Avec les "lois Rocard" de 1984 sur l’enseignement, les sections agricoles des lycées professionnels (LP) et de centre de formation d’apprentissage (CFA) sous contrat privé bénéficient d’une allocation pour héberger les usagers n’habitant pas "sur place", et peuvent ainsi intégrer les internats d'établissements publics du secondaire s'il y a lieu. Avec le plan "Espoir banlieues", l'Etat versera une subvention d'internat pour les élèves de toute filière des établissements privés, logés hors domicile familial, quel que soit le motif de l’hébergement.
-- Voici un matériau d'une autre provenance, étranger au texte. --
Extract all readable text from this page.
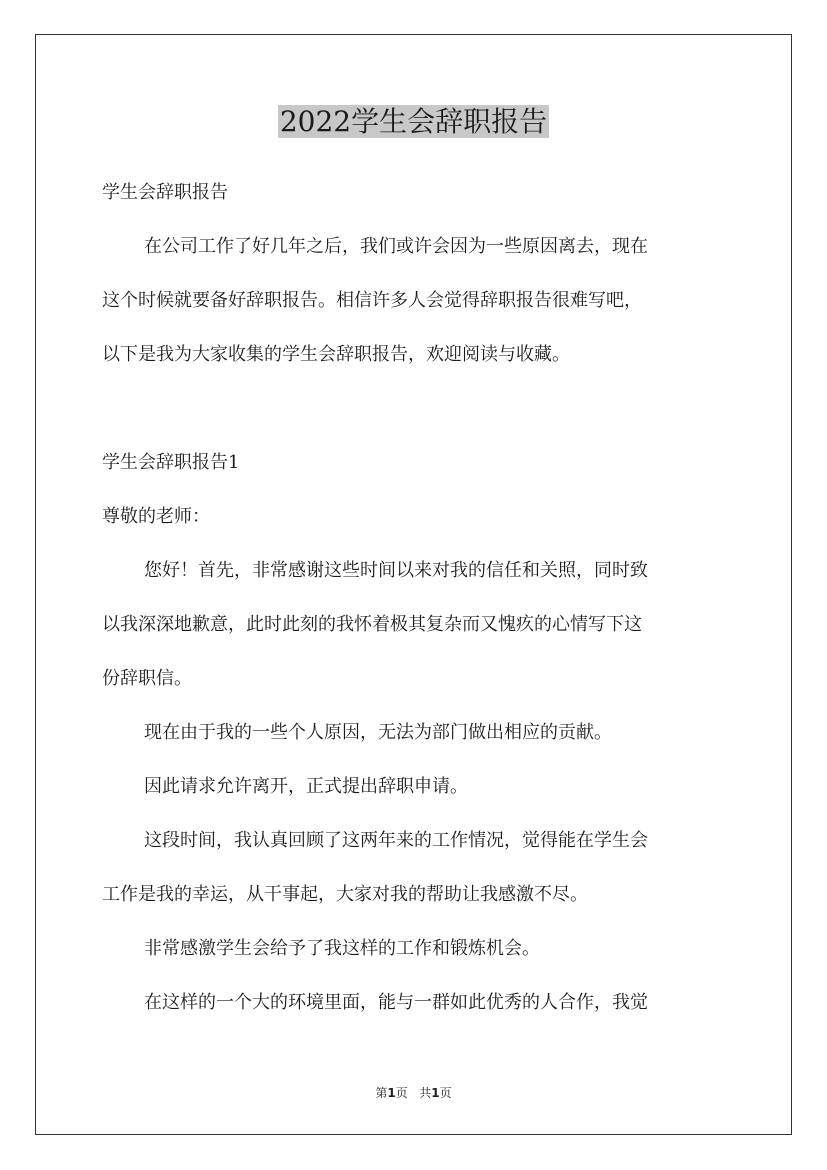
2022学生会辞职报告

学生会辞职报告

在公司工作了好几年之后，我们或许会因为一些原因离去，现在
这个时候就要备好辞职报告。相信许多人会觉得辞职报告很难写吧，
以下是我为大家收集的学生会辞职报告，欢迎阅读与收藏。

学生会辞职报告1

尊敬的老师：

您好！首先，非常感谢这些时间以来对我的信任和关照，同时致
以我深深地歉意，此时此刻的我怀着极其复杂而又愧疚的心情写下这
份辞职信。

现在由于我的一些个人原因，无法为部门做出相应的贡献。

因此请求允许离开，正式提出辞职申请。

这段时间，我认真回顾了这两年来的工作情况，觉得能在学生会
工作是我的幸运，从干事起，大家对我的帮助让我感激不尽。

非常感激学生会给予了我这样的工作和锻炼机会。

在这样的一个大的环境里面，能与一群如此优秀的人合作，我觉

第1页 共1页
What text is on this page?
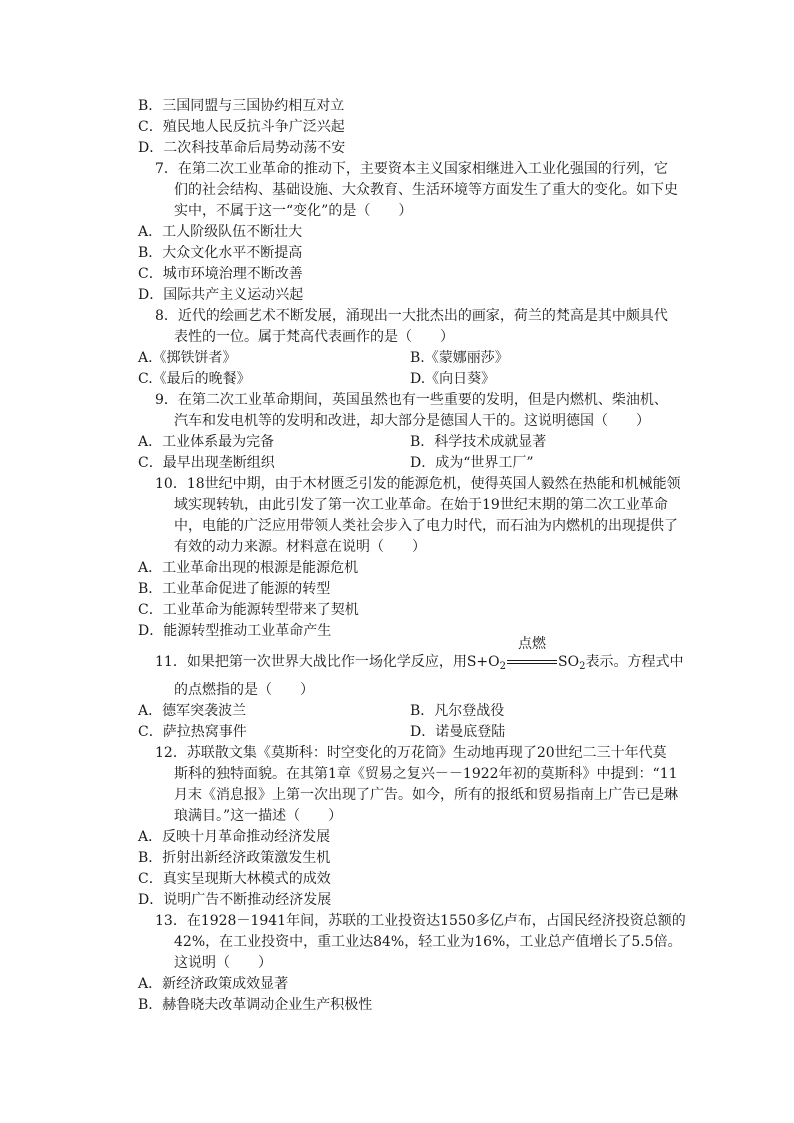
B．三国同盟与三国协约相互对立
C．殖民地人民反抗斗争广泛兴起
D．二次科技革命后局势动荡不安
7．在第二次工业革命的推动下，主要资本主义国家相继进入工业化强国的行列，它
们的社会结构、基础设施、大众教育、生活环境等方面发生了重大的变化。如下史
实中，不属于这一“变化”的是（　　）
A．工人阶级队伍不断壮大
B．大众文化水平不断提高
C．城市环境治理不断改善
D．国际共产主义运动兴起
8．近代的绘画艺术不断发展，涌现出一大批杰出的画家，荷兰的梵高是其中颇具代
表性的一位。属于梵高代表画作的是（　　）
A.《掷铁饼者》	B.《蒙娜丽莎》
C.《最后的晚餐》	D.《向日葵》
9．在第二次工业革命期间，英国虽然也有一些重要的发明，但是内燃机、柴油机、
汽车和发电机等的发明和改进，却大部分是德国人干的。这说明德国（　　）
A．工业体系最为完备	B．科学技术成就显著
C．最早出现垄断组织	D．成为“世界工厂”
10．18世纪中期，由于木材匮乏引发的能源危机，使得英国人毅然在热能和机械能领
域实现转轨，由此引发了第一次工业革命。在始于19世纪末期的第二次工业革命
中，电能的广泛应用带领人类社会步入了电力时代，而石油为内燃机的出现提供了
有效的动力来源。材料意在说明（　　）
A．工业革命出现的根源是能源危机
B．工业革命促进了能源的转型
C．工业革命为能源转型带来了契机
D．能源转型推动工业革命产生
11．如果把第一次世界大战比作一场化学反应，用$S+O_2$
点燃
$SO_2$表示。方程式中
的点燃指的是（　　）
A．德军突袭波兰	B．凡尔登战役
C．萨拉热窝事件	D．诺曼底登陆
12．苏联散文集《莫斯科：时空变化的万花筒》生动地再现了20世纪二三十年代莫
斯科的独特面貌。在其第1章《贸易之复兴－－1922年初的莫斯科》中提到：“11
月末《消息报》上第一次出现了广告。如今，所有的报纸和贸易指南上广告已是琳
琅满目。”这一描述（　　）
A．反映十月革命推动经济发展
B．折射出新经济政策激发生机
C．真实呈现斯大林模式的成效
D．说明广告不断推动经济发展
13．在1928－1941年间，苏联的工业投资达1550多亿卢布，占国民经济投资总额的
42%，在工业投资中，重工业达84%，轻工业为16%，工业总产值增长了5.5倍。
这说明（　　）
A．新经济政策成效显著
B．赫鲁晓夫改革调动企业生产积极性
La loi Debré instaure aussi une sorte de quota coutumier dit des "80-20" pour les enseignants, garantissant un statu quo au niveau de l’emploi. Dans l'ensemble du système éducatif, pour 80% des personnels employés dans le secteur public, 20% sont alloués au privé. Dans l’optique d’une suppression de 11.200 postes publics à la rentrée prochaine, le nombre de postes privés d’enseignants devrait diminuer proportionnellement à cette baisse annoncée. Or le fonds d’intervention spécifique pour le privé viendra alors majorer les 20% traditionnels et augmenter l’effectif des personnels de ce secteur, tandis que se poursuivra la destruction pure et simple du secteur public par la liquidation progressive des postes d’enseignants …
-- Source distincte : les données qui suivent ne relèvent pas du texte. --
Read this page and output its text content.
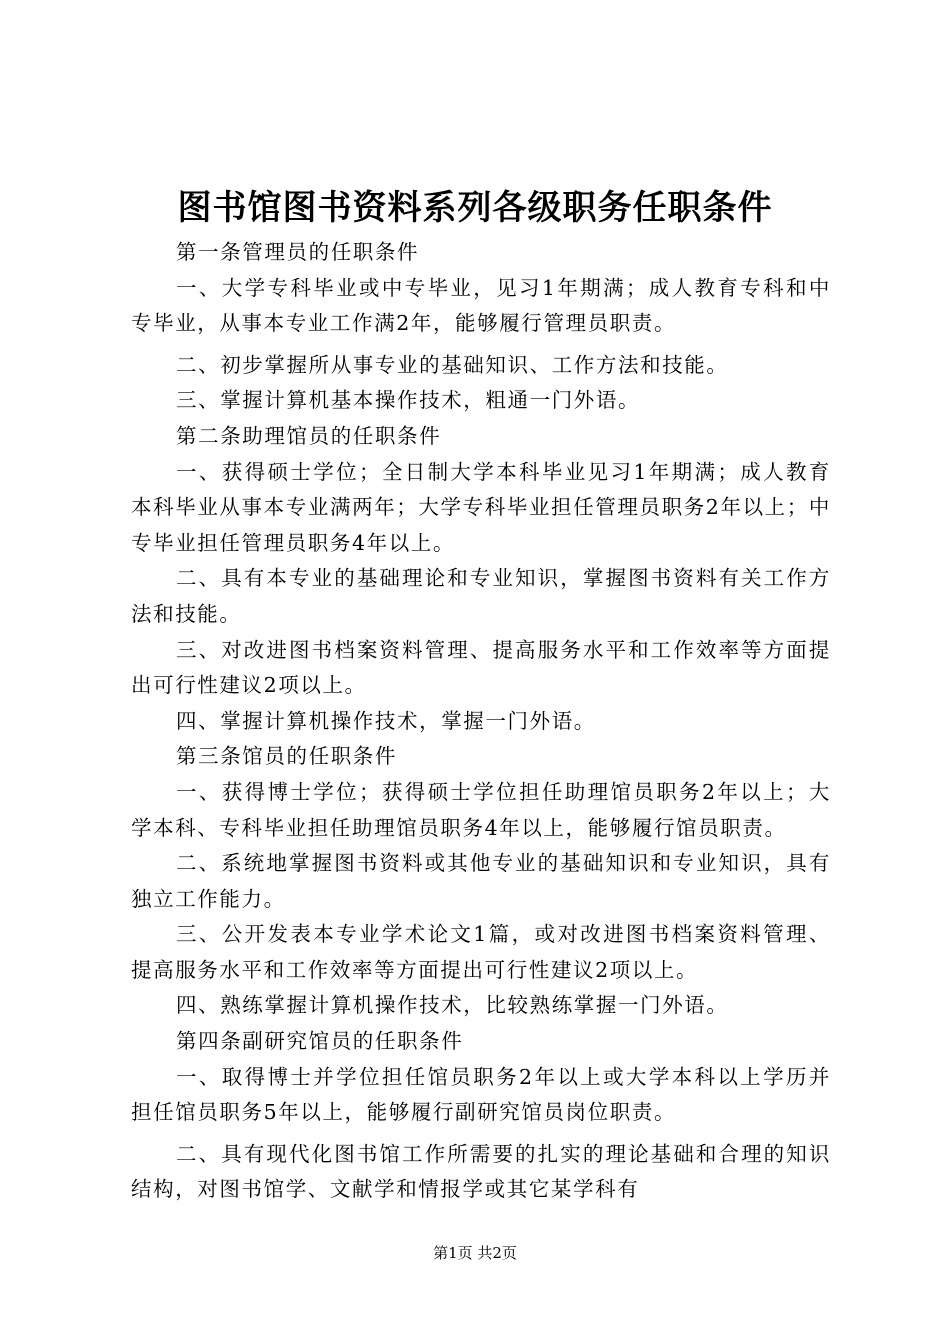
图书馆图书资料系列各级职务任职条件

第一条管理员的任职条件

一、大学专科毕业或中专毕业，见习1年期满；成人教育专科和中专毕业，从事本专业工作满2年，能够履行管理员职责。

二、初步掌握所从事专业的基础知识、工作方法和技能。

三、掌握计算机基本操作技术，粗通一门外语。

第二条助理馆员的任职条件

一、获得硕士学位；全日制大学本科毕业见习1年期满；成人教育本科毕业从事本专业满两年；大学专科毕业担任管理员职务2年以上；中专毕业担任管理员职务4年以上。

二、具有本专业的基础理论和专业知识，掌握图书资料有关工作方法和技能。

三、对改进图书档案资料管理、提高服务水平和工作效率等方面提出可行性建议2项以上。

四、掌握计算机操作技术，掌握一门外语。

第三条馆员的任职条件

一、获得博士学位；获得硕士学位担任助理馆员职务2年以上；大学本科、专科毕业担任助理馆员职务4年以上，能够履行馆员职责。

二、系统地掌握图书资料或其他专业的基础知识和专业知识，具有独立工作能力。

三、公开发表本专业学术论文1篇，或对改进图书档案资料管理、提高服务水平和工作效率等方面提出可行性建议2项以上。

四、熟练掌握计算机操作技术，比较熟练掌握一门外语。

第四条副研究馆员的任职条件

一、取得博士并学位担任馆员职务2年以上或大学本科以上学历并担任馆员职务5年以上，能够履行副研究馆员岗位职责。

二、具有现代化图书馆工作所需要的扎实的理论基础和合理的知识结构，对图书馆学、文献学和情报学或其它某学科有

第1页 共2页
En attendant la liste des ouvertures de classe, la direction de l'enseignement catholique a reçu 180 propositions des diocèses ou congrégations, après appel à candidatures. Fernand Girard, chargé du dossier auprès du secrétaire national à l’enseignement catholique Eric de Labarre, aurait choisi des structures pédagogiques privées en direction d'élèves décrocheurs, comme les "Orphelins apprentis d'Auteuil" du diocèse d'Auteuil ou les "Ecoles de production " d'obédience jésuite, espérant demander au ministère de revoir le plafond des 50 classes pour la rentrée 2008 !! Pour Xavier Darcos, il s'agit d'un effort demandé au privé "dans le cadre de sa participation au service public d'éducation", de lutter contre les inégalités et de favoriser la mixité sociale … On rappellera qu’en 2006 à l’occasion d’une convention UMP dédiée à l’enseignement supérieur, à la recherche et à l'éducation, la directrice des études du parti Emmanuelle Mignon entendait "trouver un moyen pour que les familles de banlieue puissent bénéficier des savoir-faire des établissements catholiques et d'un vrai choix entre école privée ou publique". Le concept aura fait son chemin - de croix, de bois ou autres – et trouvé place dans le programme présidentiel de Nicolas Sarkozy. Mignon était alors sa conseillère technique au ministère de l’intérieur. L’implantation de "pédagogique" privé et notamment confessionnel dans l’éducation nationale à partir des banlieues, sous prétexte de restructuration des jeunes et des familles ou de choix d’éducation, risque encore de mettre le feu au poudre.